These past few weeks have been hard for me...for several reasons.
Me having a GVH flair up around Thanksgiving, got a bit better, caught a cold that moved to my chest, Christmas break, the pressure I put on myself to do things, and not feeling like moving my body much...all of these have slowly been chipping away at my mind and spirit.
I am no stranger to this. Not being a stranger is a double edge sword.
On one side, it is great to know that it is “just” a flair up...I have had them before, I know how I will feel, and it takes about 3 weeks to feel how I felt before said flair up. On the other edge of the sword, it is so freaking hard to accept these ups and downs might always happen?!?! No one knows. 🤷🏻♀️
Having GVH flairs is a pain, BUT I try to remember that it is a flair from a life saving transplant and I shouldn’t b*tch and moan about it because, well - I am alive!
Seems simple enough.
It isn’t always that simple when the thoughts are churning in my mind.
As I sit here writing, after having a small breakdown to my husband about how now that I am feeling better and the holidays are over, I know it is time for me to start over again.

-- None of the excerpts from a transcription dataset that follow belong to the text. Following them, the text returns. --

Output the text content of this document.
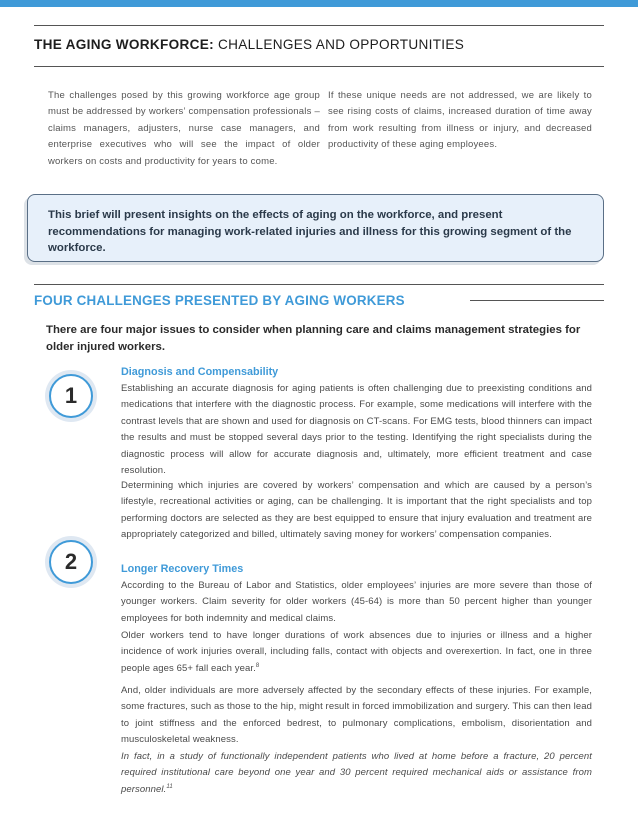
THE AGING WORKFORCE: CHALLENGES AND OPPORTUNITIES
The challenges posed by this growing workforce age group must be addressed by workers’ compensation professionals – claims managers, adjusters, nurse case managers, and enterprise executives who will see the impact of older workers on costs and productivity for years to come.
If these unique needs are not addressed, we are likely to see rising costs of claims, increased duration of time away from work resulting from illness or injury, and decreased productivity of these aging employees.
This brief will present insights on the effects of aging on the workforce, and present recommendations for managing work-related injuries and illness for this growing segment of the workforce.
FOUR CHALLENGES PRESENTED BY AGING WORKERS
There are four major issues to consider when planning care and claims management strategies for older injured workers.
1
Diagnosis and Compensability
Establishing an accurate diagnosis for aging patients is often challenging due to preexisting conditions and medications that interfere with the diagnostic process. For example, some medications will interfere with the contrast levels that are shown and used for diagnosis on CT-scans. For EMG tests, blood thinners can impact the results and must be stopped several days prior to the testing. Identifying the right specialists during the diagnostic process will allow for accurate diagnosis and, ultimately, more efficient treatment and case resolution.
Determining which injuries are covered by workers’ compensation and which are caused by a person’s lifestyle, recreational activities or aging, can be challenging. It is important that the right specialists and top performing doctors are selected as they are best equipped to ensure that injury evaluation and treatment are appropriately categorized and billed, ultimately saving money for workers’ compensation companies.
2	Longer Recovery Times
According to the Bureau of Labor and Statistics, older employees’ injuries are more severe than those of younger workers. Claim severity for older workers (45-64) is more than 50 percent higher than younger employees for both indemnity and medical claims.
Older workers tend to have longer durations of work absences due to injuries or illness and a higher incidence of work injuries overall, including falls, contact with objects and overexertion. In fact, one in three people ages 65+ fall each year.$^8$
And, older individuals are more adversely affected by the secondary effects of these injuries. For example, some fractures, such as those to the hip, might result in forced immobilization and surgery. This can then lead to joint stiffness and the enforced bedrest, to pulmonary complications, embolism, disorientation and musculoskeletal weakness.
In fact, in a study of functionally independent patients who lived at home before a fracture, 20 percent required institutional care beyond one year and 30 percent required mechanical aids or assistance from personnel.$^{11}$
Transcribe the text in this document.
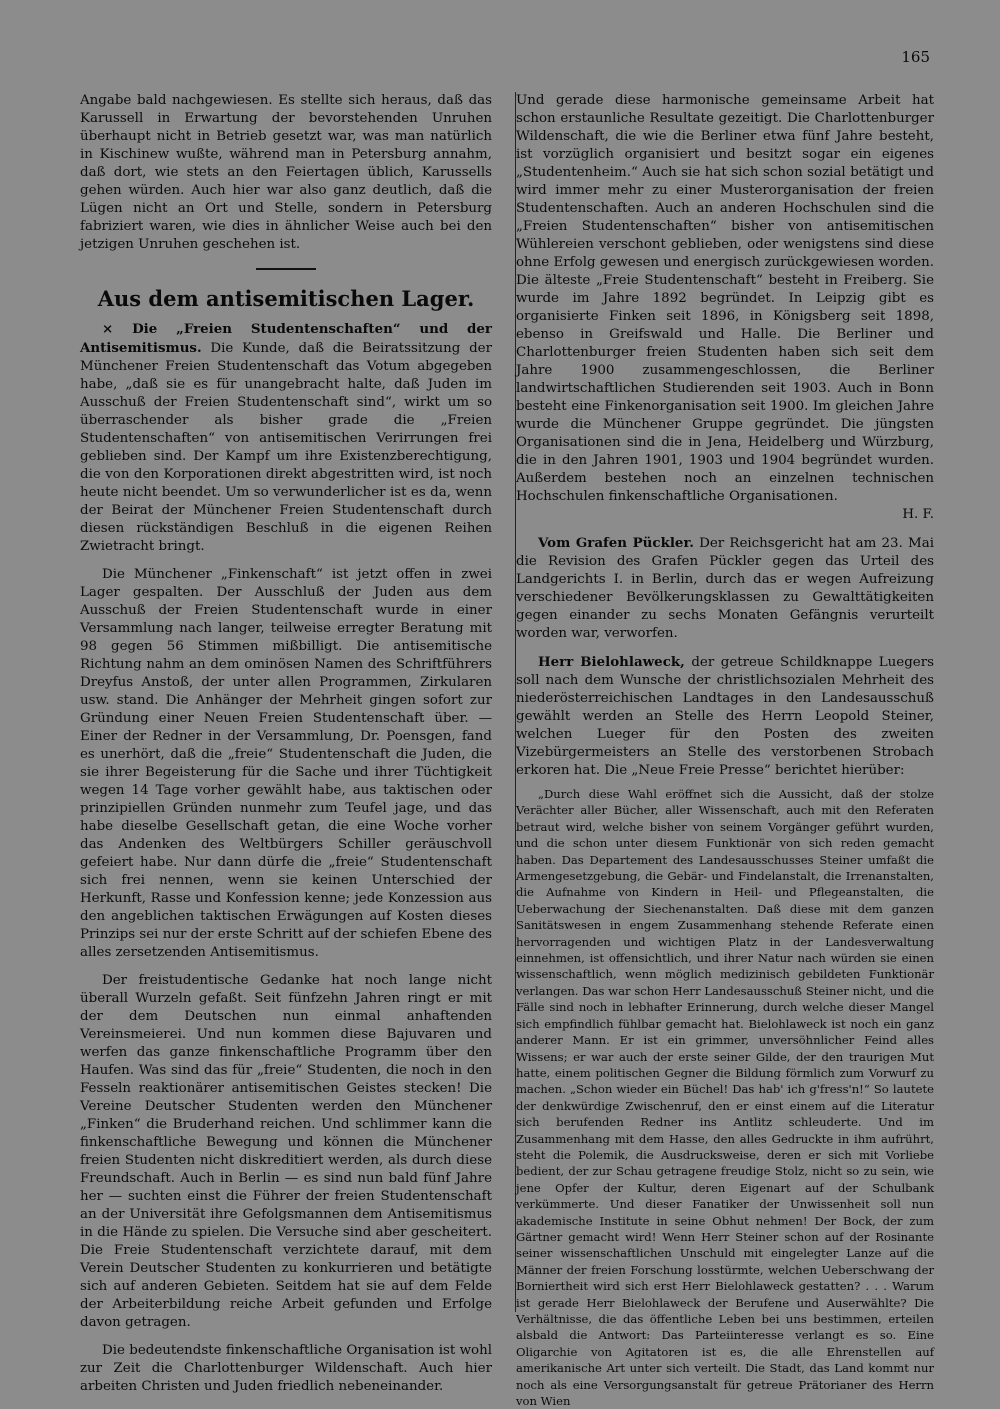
165

Angabe bald nachgewiesen. Es stellte sich heraus, daß das Karussell in Erwartung der bevorstehenden Unruhen überhaupt nicht in Betrieb gesetzt war, was man natürlich in Kischinew wußte, während man in Petersburg annahm, daß dort, wie stets an den Feiertagen üblich, Karussells gehen würden. Auch hier war also ganz deutlich, daß die Lügen nicht an Ort und Stelle, sondern in Petersburg fabriziert waren, wie dies in ähnlicher Weise auch bei den jetzigen Unruhen geschehen ist.

Aus dem antisemitischen Lager.

× Die „Freien Studentenschaften“ und der Antisemitismus. Die Kunde, daß die Beiratssitzung der Münchener Freien Studentenschaft das Votum abgegeben habe, „daß sie es für unangebracht halte, daß Juden im Ausschuß der Freien Studentenschaft sind“, wirkt um so überraschender als bisher grade die „Freien Studentenschaften“ von antisemitischen Verirrungen frei geblieben sind. Der Kampf um ihre Existenzberechtigung, die von den Korporationen direkt abgestritten wird, ist noch heute nicht beendet. Um so verwunderlicher ist es da, wenn der Beirat der Münchener Freien Studentenschaft durch diesen rückständigen Beschluß in die eigenen Reihen Zwietracht bringt.

Die Münchener „Finkenschaft“ ist jetzt offen in zwei Lager gespalten. Der Ausschluß der Juden aus dem Ausschuß der Freien Studentenschaft wurde in einer Versammlung nach langer, teilweise erregter Beratung mit 98 gegen 56 Stimmen mißbilligt. Die antisemitische Richtung nahm an dem ominösen Namen des Schriftführers Dreyfus Anstoß, der unter allen Programmen, Zirkularen usw. stand. Die Anhänger der Mehrheit gingen sofort zur Gründung einer Neuen Freien Studentenschaft über. — Einer der Redner in der Versammlung, Dr. Poensgen, fand es unerhört, daß die „freie“ Studentenschaft die Juden, die sie ihrer Begeisterung für die Sache und ihrer Tüchtigkeit wegen 14 Tage vorher gewählt habe, aus taktischen oder prinzipiellen Gründen nunmehr zum Teufel jage, und das habe dieselbe Gesellschaft getan, die eine Woche vorher das Andenken des Weltbürgers Schiller geräuschvoll gefeiert habe. Nur dann dürfe die „freie“ Studentenschaft sich frei nennen, wenn sie keinen Unterschied der Herkunft, Rasse und Konfession kenne; jede Konzession aus den angeblichen taktischen Erwägungen auf Kosten dieses Prinzips sei nur der erste Schritt auf der schiefen Ebene des alles zersetzenden Antisemitismus.

Der freistudentische Gedanke hat noch lange nicht überall Wurzeln gefaßt. Seit fünfzehn Jahren ringt er mit der dem Deutschen nun einmal anhaftenden Vereinsmeierei. Und nun kommen diese Bajuvaren und werfen das ganze finkenschaftliche Programm über den Haufen. Was sind das für „freie“ Studenten, die noch in den Fesseln reaktionärer antisemitischen Geistes stecken! Die Vereine Deutscher Studenten werden den Münchener „Finken“ die Bruderhand reichen. Und schlimmer kann die finkenschaftliche Bewegung und können die Münchener freien Studenten nicht diskreditiert werden, als durch diese Freundschaft. Auch in Berlin — es sind nun bald fünf Jahre her — suchten einst die Führer der freien Studentenschaft an der Universität ihre Gefolgsmannen dem Antisemitismus in die Hände zu spielen. Die Versuche sind aber gescheitert. Die Freie Studentenschaft verzichtete darauf, mit dem Verein Deutscher Studenten zu konkurrieren und betätigte sich auf anderen Gebieten. Seitdem hat sie auf dem Felde der Arbeiterbildung reiche Arbeit gefunden und Erfolge davon getragen.

Die bedeutendste finkenschaftliche Organisation ist wohl zur Zeit die Charlottenburger Wildenschaft. Auch hier arbeiten Christen und Juden friedlich nebeneinander.

Und gerade diese harmonische gemeinsame Arbeit hat schon erstaunliche Resultate gezeitigt. Die Charlottenburger Wildenschaft, die wie die Berliner etwa fünf Jahre besteht, ist vorzüglich organisiert und besitzt sogar ein eigenes „Studentenheim.“ Auch sie hat sich schon sozial betätigt und wird immer mehr zu einer Musterorganisation der freien Studentenschaften. Auch an anderen Hochschulen sind die „Freien Studentenschaften“ bisher von antisemitischen Wühlereien verschont geblieben, oder wenigstens sind diese ohne Erfolg gewesen und energisch zurückgewiesen worden. Die älteste „Freie Studentenschaft“ besteht in Freiberg. Sie wurde im Jahre 1892 begründet. In Leipzig gibt es organisierte Finken seit 1896, in Königsberg seit 1898, ebenso in Greifswald und Halle. Die Berliner und Charlottenburger freien Studenten haben sich seit dem Jahre 1900 zusammengeschlossen, die Berliner landwirtschaftlichen Studierenden seit 1903. Auch in Bonn besteht eine Finkenorganisation seit 1900. Im gleichen Jahre wurde die Münchener Gruppe gegründet. Die jüngsten Organisationen sind die in Jena, Heidelberg und Würzburg, die in den Jahren 1901, 1903 und 1904 begründet wurden. Außerdem bestehen noch an einzelnen technischen Hochschulen finkenschaftliche Organisationen.

H. F.

Vom Grafen Pückler. Der Reichsgericht hat am 23. Mai die Revision des Grafen Pückler gegen das Urteil des Landgerichts I. in Berlin, durch das er wegen Aufreizung verschiedener Bevölkerungsklassen zu Gewalttätigkeiten gegen einander zu sechs Monaten Gefängnis verurteilt worden war, verworfen.

Herr Bielohlaweck, der getreue Schildknappe Luegers soll nach dem Wunsche der christlichsozialen Mehrheit des niederösterreichischen Landtages in den Landesausschuß gewählt werden an Stelle des Herrn Leopold Steiner, welchen Lueger für den Posten des zweiten Vizebürgermeisters an Stelle des verstorbenen Strobach erkoren hat. Die „Neue Freie Presse“ berichtet hierüber:

„Durch diese Wahl eröffnet sich die Aussicht, daß der stolze Verächter aller Bücher, aller Wissenschaft, auch mit den Referaten betraut wird, welche bisher von seinem Vorgänger geführt wurden, und die schon unter diesem Funktionär von sich reden gemacht haben. Das Departement des Landesausschusses Steiner umfaßt die Armengesetzgebung, die Gebär- und Findelanstalt, die Irrenanstalten, die Aufnahme von Kindern in Heil- und Pflegeanstalten, die Ueberwachung der Siechenanstalten. Daß diese mit dem ganzen Sanitätswesen in engem Zusammenhang stehende Referate einen hervorragenden und wichtigen Platz in der Landesverwaltung einnehmen, ist offensichtlich, und ihrer Natur nach würden sie einen wissenschaftlich, wenn möglich medizinisch gebildeten Funktionär verlangen. Das war schon Herr Landesausschuß Steiner nicht, und die Fälle sind noch in lebhafter Erinnerung, durch welche dieser Mangel sich empfindlich fühlbar gemacht hat. Bielohlaweck ist noch ein ganz anderer Mann. Er ist ein grimmer, unversöhnlicher Feind alles Wissens; er war auch der erste seiner Gilde, der den traurigen Mut hatte, einem politischen Gegner die Bildung förmlich zum Vorwurf zu machen. „Schon wieder ein Büchel! Das hab' ich g'fress'n!“ So lautete der denkwürdige Zwischenruf, den er einst einem auf die Literatur sich berufenden Redner ins Antlitz schleuderte. Und im Zusammenhang mit dem Hasse, den alles Gedruckte in ihm aufrührt, steht die Polemik, die Ausdrucksweise, deren er sich mit Vorliebe bedient, der zur Schau getragene freudige Stolz, nicht so zu sein, wie jene Opfer der Kultur, deren Eigenart auf der Schulbank verkümmerte. Und dieser Fanatiker der Unwissenheit soll nun akademische Institute in seine Obhut nehmen! Der Bock, der zum Gärtner gemacht wird! Wenn Herr Steiner schon auf der Rosinante seiner wissenschaftlichen Unschuld mit eingelegter Lanze auf die Männer der freien Forschung losstürmte, welchen Ueberschwang der Borniertheit wird sich erst Herr Bielohlaweck gestatten? . . . Warum ist gerade Herr Bielohlaweck der Berufene und Auserwählte? Die Verhältnisse, die das öffentliche Leben bei uns bestimmen, erteilen alsbald die Antwort: Das Parteiinteresse verlangt es so. Eine Oligarchie von Agitatoren ist es, die alle Ehrenstellen auf amerikanische Art unter sich verteilt. Die Stadt, das Land kommt nur noch als eine Versorgungsanstalt für getreue Prätorianer des Herrn von Wien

AGAIN - Start over on all the things I had going before my flair that started my downhill slide.
All the things that are hard and overwhelming at first. Things like walking 20 minutes a day, doing PT, doing PT on my vagina, going back to therapy, back to essentrics classes, paint more, cook, and the list goes on.
I am trying to remember that I am only on my ramp up section of my “coming back” list. Yes-I have it broken down into sections because if I don’t I become overwhelmed, and freeze like a deer in headlights.
It is hard to remember that there are steps to my comeback. To truly remember the steps verses how I think I remember them (hence why I write everything down SO I can read my own words about what actually happened).
I go back to all my writings during my comeback climb every time. Usually after my husband reminds me that I am on the comeback list phase and I have felt this same way every time...overwhelmed, frustrated, sad, over it all 🙄 BUT somewhere in all that crazy energy, I find a way to keep taking steps in the right direction....even when those steps are tiny.